I didn’t know how she would react. In typical A fashion she said something along the lines of:
“You don’t have to talk right now but I am going to ask you to not only listen but try to hear me. This is not about me being mad at you or you being wrong for reaching out. You did exactly what I asked you to do.
This is about me making a mistake and not knowing my own limits. When I couldn’t help you in that moment I realized that we needed someone who could.
And it feels like a change in boundaries because it is but it isn’t about punishing you or taking something away. It’s about me needing this to be sustainable. My job is to care for you in the best way I can. Because I want to bring all of me to these sessions. Because I want to be on this journey with you.
I just need to know that when I can’t respond immediately that we have a plan, and then you can email me and tell me you need to connect.”
She then asked me to look at her if I could and I did, and she reiterated, “PD, I want to be on this journey with you.”
I told her I believed she believes in those words but I’ve heard them before and all that led to was me being dropped by a counsellor who told me I was “too much” and “too needy.”
I haven’t talked about the worst counsellor ever (WCE) before so I think A was surprised to learn about WCE. I still don’t really talk about it. She asked if I could try and I shook my head no. She told me it would help her understand what I was feeling. After a few minutes of silence she said “it seems like whatever it was, it hurt.”
We dropped it. One thing I love about her is if I say no, she will push once or twice but drop it and respect my no. Which for me is SO crucial.
She then went on to say how proud she was of me for staying with her and sharing feelings around a boundary shifting and I was like “I could yell at you for an hour and you’d still find a way to be proud of me”
I don’t really know how I feel. I’m frustrated with her and angry with her but also believe that she wants to be in this with me.
I also understand her explanation as to why, in a moment of crisis, she needs me to call the crisis line or one of the other safe people we decided on and not her – she wants and needs to know I’m safe immediately when I need it, and that she will be there as soon after when she can.
But I still can’t help but feel I did something wrong – even though she’s telling me explicitly that I didn’t, and that she is to blame for not thinking this through earlier. My best friend Lu – who knows me better than I know myself – thinks this was handled well. She said “honestly, I’m glad this happened so that you could hear all this”.
A had also said “I’m here to challenge your assumption that you are unlovable. We are in a relationship, and it’s my job in this relationship to keep you safe. And when the boundaries aren’t keeping you safe, then they need to shift, I need to take ownership for changing them.
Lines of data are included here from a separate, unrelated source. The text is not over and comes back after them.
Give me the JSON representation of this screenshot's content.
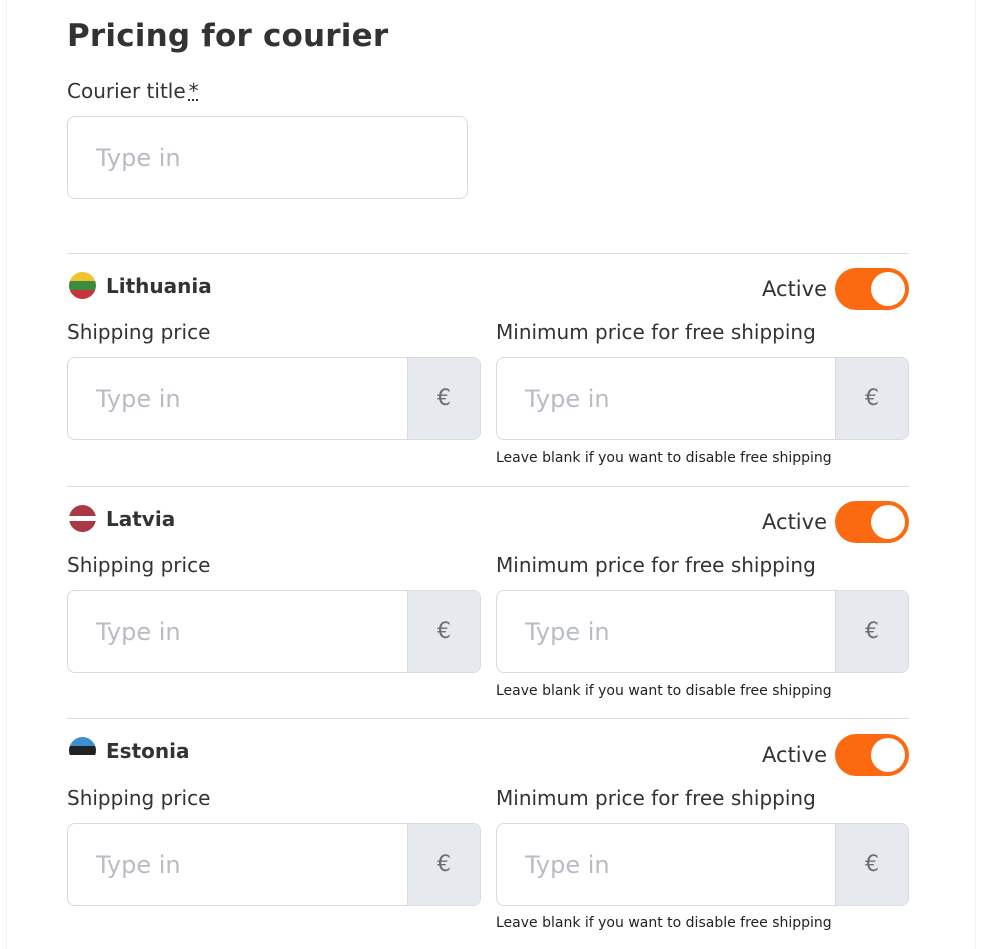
{
  "page": {
    "title": "Pricing for courier",
    "courier_title_label": "Courier title",
    "required_mark": "*",
    "courier_title_placeholder": "Type in"
  },
  "colors": {
    "accent": "#fb6a10",
    "addon_background": "#e6e9ee",
    "border": "#d9dadf"
  },
  "countries": [
    {
      "name": "Lithuania",
      "flag_icon": "lithuania-flag-icon",
      "active_label": "Active",
      "active": true,
      "shipping_label": "Shipping price",
      "shipping_placeholder": "Type in",
      "currency": "€",
      "min_label": "Minimum price for free shipping",
      "min_placeholder": "Type in",
      "hint": "Leave blank if you want to disable free shipping"
    },
    {
      "name": "Latvia",
      "flag_icon": "latvia-flag-icon",
      "active_label": "Active",
      "active": true,
      "shipping_label": "Shipping price",
      "shipping_placeholder": "Type in",
      "currency": "€",
      "min_label": "Minimum price for free shipping",
      "min_placeholder": "Type in",
      "hint": "Leave blank if you want to disable free shipping"
    },
    {
      "name": "Estonia",
      "flag_icon": "estonia-flag-icon",
      "active_label": "Active",
      "active": true,
      "shipping_label": "Shipping price",
      "shipping_placeholder": "Type in",
      "currency": "€",
      "min_label": "Minimum price for free shipping",
      "min_placeholder": "Type in",
      "hint": "Leave blank if you want to disable free shipping"
    }
  ]
}
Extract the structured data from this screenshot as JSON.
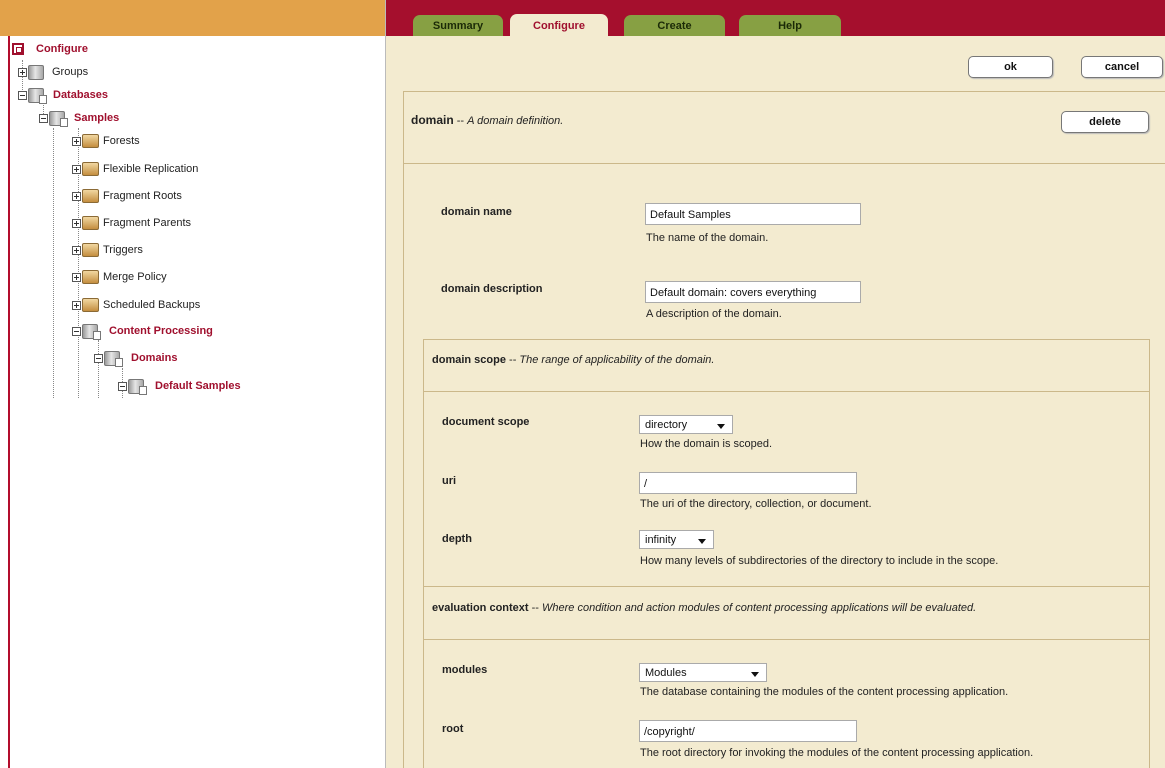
{
  "tabs": [
    "Summary",
    "Configure",
    "Create",
    "Help"
  ],
  "buttons": {
    "ok": "ok",
    "cancel": "cancel",
    "delete": "delete"
  },
  "tree": {
    "configure": "Configure",
    "groups": "Groups",
    "databases": "Databases",
    "samples": "Samples",
    "forests": "Forests",
    "flexible_replication": "Flexible Replication",
    "fragment_roots": "Fragment Roots",
    "fragment_parents": "Fragment Parents",
    "triggers": "Triggers",
    "merge_policy": "Merge Policy",
    "scheduled_backups": "Scheduled Backups",
    "content_processing": "Content Processing",
    "domains": "Domains",
    "default_samples": "Default Samples"
  },
  "domain": {
    "title": "domain",
    "desc": "A domain definition."
  },
  "fields": {
    "domain_name": {
      "label": "domain name",
      "value": "Default Samples",
      "help": "The name of the domain."
    },
    "domain_description": {
      "label": "domain description",
      "value": "Default domain: covers everything",
      "help": "A description of the domain."
    }
  },
  "scope": {
    "title": "domain scope",
    "desc": "The range of applicability of the domain.",
    "document_scope": {
      "label": "document scope",
      "value": "directory",
      "help": "How the domain is scoped."
    },
    "uri": {
      "label": "uri",
      "value": "/",
      "help": "The uri of the directory, collection, or document."
    },
    "depth": {
      "label": "depth",
      "value": "infinity",
      "help": "How many levels of subdirectories of the directory to include in the scope."
    }
  },
  "eval": {
    "title": "evaluation context",
    "desc": "Where condition and action modules of content processing applications will be evaluated.",
    "modules": {
      "label": "modules",
      "value": "Modules",
      "help": "The database containing the modules of the content processing application."
    },
    "root": {
      "label": "root",
      "value": "/copyright/",
      "help": "The root directory for invoking the modules of the content processing application."
    }
  }
}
That is all this is, you did nothing wrong.”
And I said I still didn’t believe her – that it was my whole life on repeat – that I tried to follow the rules and rules change and I hurt her and did something wrong.
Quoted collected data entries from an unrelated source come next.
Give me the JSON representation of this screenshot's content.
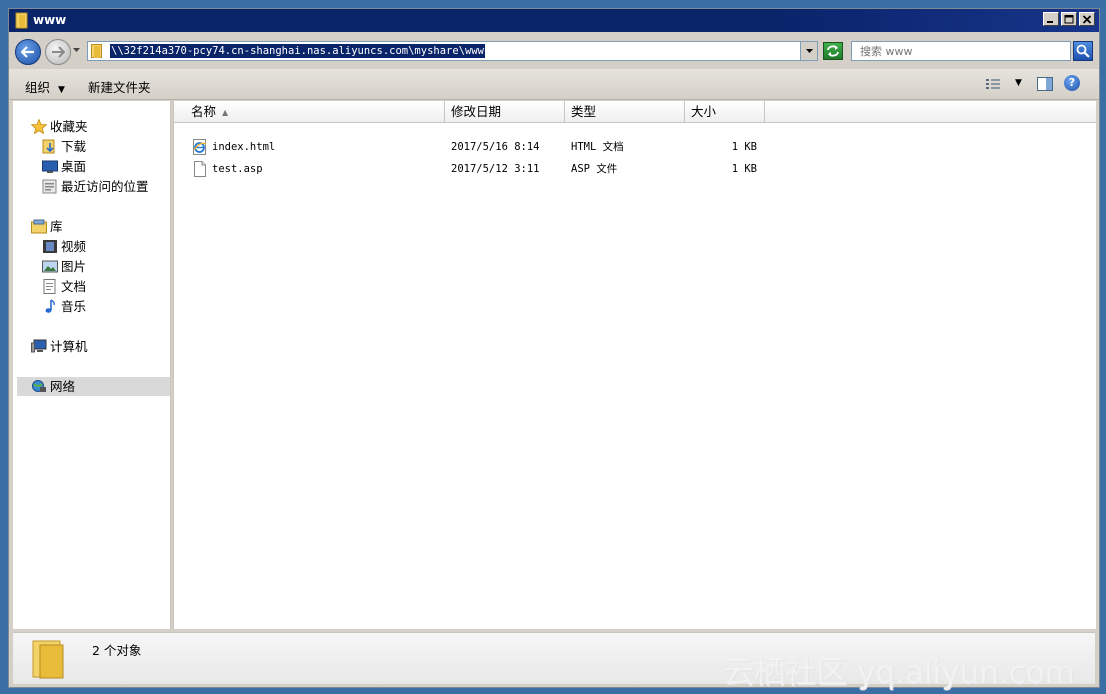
{
  "window": {
    "title": "www",
    "buttons": {
      "minimize": "minimize",
      "maximize": "maximize",
      "close": "close"
    }
  },
  "address": {
    "path": "\\\\32f214a370-pcy74.cn-shanghai.nas.aliyuncs.com\\myshare\\www"
  },
  "search": {
    "placeholder": "搜索 www"
  },
  "toolbar": {
    "organize_label": "组织",
    "new_folder_label": "新建文件夹"
  },
  "sidebar": {
    "favorites": {
      "label": "收藏夹",
      "items": [
        {
          "label": "下载"
        },
        {
          "label": "桌面"
        },
        {
          "label": "最近访问的位置"
        }
      ]
    },
    "libraries": {
      "label": "库",
      "items": [
        {
          "label": "视频"
        },
        {
          "label": "图片"
        },
        {
          "label": "文档"
        },
        {
          "label": "音乐"
        }
      ]
    },
    "computer": {
      "label": "计算机"
    },
    "network": {
      "label": "网络"
    }
  },
  "file_list": {
    "columns": [
      {
        "label": "名称"
      },
      {
        "label": "修改日期"
      },
      {
        "label": "类型"
      },
      {
        "label": "大小"
      }
    ],
    "rows": [
      {
        "name": "index.html",
        "modified": "2017/5/16 8:14",
        "type": "HTML 文档",
        "size": "1 KB",
        "icon": "ie-html-icon"
      },
      {
        "name": "test.asp",
        "modified": "2017/5/12 3:11",
        "type": "ASP 文件",
        "size": "1 KB",
        "icon": "blank-file-icon"
      }
    ]
  },
  "status": {
    "item_count": "2 个对象"
  },
  "watermark": "云栖社区 yq.aliyun.com",
  "colors": {
    "titlebar": "#0a246a",
    "desktop": "#3a6ea5",
    "selection": "#0a246a"
  }
}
And she said “I need to challenge the assumption that you hurt me. I was worried you were not safe. I’m speaking to you, the person I love and care for, when I say you did nothing wrong and that it is okay to not trust this.”
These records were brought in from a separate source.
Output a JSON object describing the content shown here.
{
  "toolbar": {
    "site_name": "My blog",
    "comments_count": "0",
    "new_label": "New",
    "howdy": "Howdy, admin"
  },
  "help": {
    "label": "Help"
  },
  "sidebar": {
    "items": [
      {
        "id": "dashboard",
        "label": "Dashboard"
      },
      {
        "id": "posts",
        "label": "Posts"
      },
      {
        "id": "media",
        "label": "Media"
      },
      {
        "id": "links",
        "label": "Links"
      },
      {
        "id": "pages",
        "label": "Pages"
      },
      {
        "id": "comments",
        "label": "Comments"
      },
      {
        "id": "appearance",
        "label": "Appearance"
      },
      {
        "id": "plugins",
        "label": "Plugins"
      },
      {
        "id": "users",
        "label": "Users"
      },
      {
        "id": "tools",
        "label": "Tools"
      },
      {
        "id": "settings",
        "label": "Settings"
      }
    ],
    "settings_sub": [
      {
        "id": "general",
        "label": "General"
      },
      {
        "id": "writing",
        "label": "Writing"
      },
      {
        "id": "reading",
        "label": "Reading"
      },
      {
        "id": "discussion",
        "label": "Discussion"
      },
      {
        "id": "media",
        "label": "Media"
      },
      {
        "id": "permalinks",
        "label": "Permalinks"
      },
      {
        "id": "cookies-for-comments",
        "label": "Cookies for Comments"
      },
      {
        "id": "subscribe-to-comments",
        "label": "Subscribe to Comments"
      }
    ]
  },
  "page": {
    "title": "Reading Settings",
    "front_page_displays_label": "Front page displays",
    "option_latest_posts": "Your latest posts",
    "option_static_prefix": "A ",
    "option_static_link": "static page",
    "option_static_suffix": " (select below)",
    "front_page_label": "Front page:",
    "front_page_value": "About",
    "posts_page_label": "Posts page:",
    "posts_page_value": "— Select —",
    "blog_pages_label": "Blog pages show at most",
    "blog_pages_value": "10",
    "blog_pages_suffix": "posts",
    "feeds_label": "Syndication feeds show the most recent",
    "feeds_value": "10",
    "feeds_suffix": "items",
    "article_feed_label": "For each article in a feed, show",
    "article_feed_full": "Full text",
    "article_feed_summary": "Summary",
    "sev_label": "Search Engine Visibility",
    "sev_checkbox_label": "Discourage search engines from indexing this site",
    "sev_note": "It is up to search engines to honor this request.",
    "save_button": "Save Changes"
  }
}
She takes my awful mess and deals with it.
It’s frustrating cause I told her the rules needed to be solid and then two days later, they weren’t. But I would argue that this is a good thing. Because it’s a disruption we moved through together, and she is right, things change and she is responsible for keeping me safe. I’m still afraid that one day she is going to up and leave and tell me I’m too much but for now, I guess I’ll just see her Wednesday.
And keep trying to trust this.
For the first time in my therapy history, I have a crisis plan. And I have so many mixed feelings about that.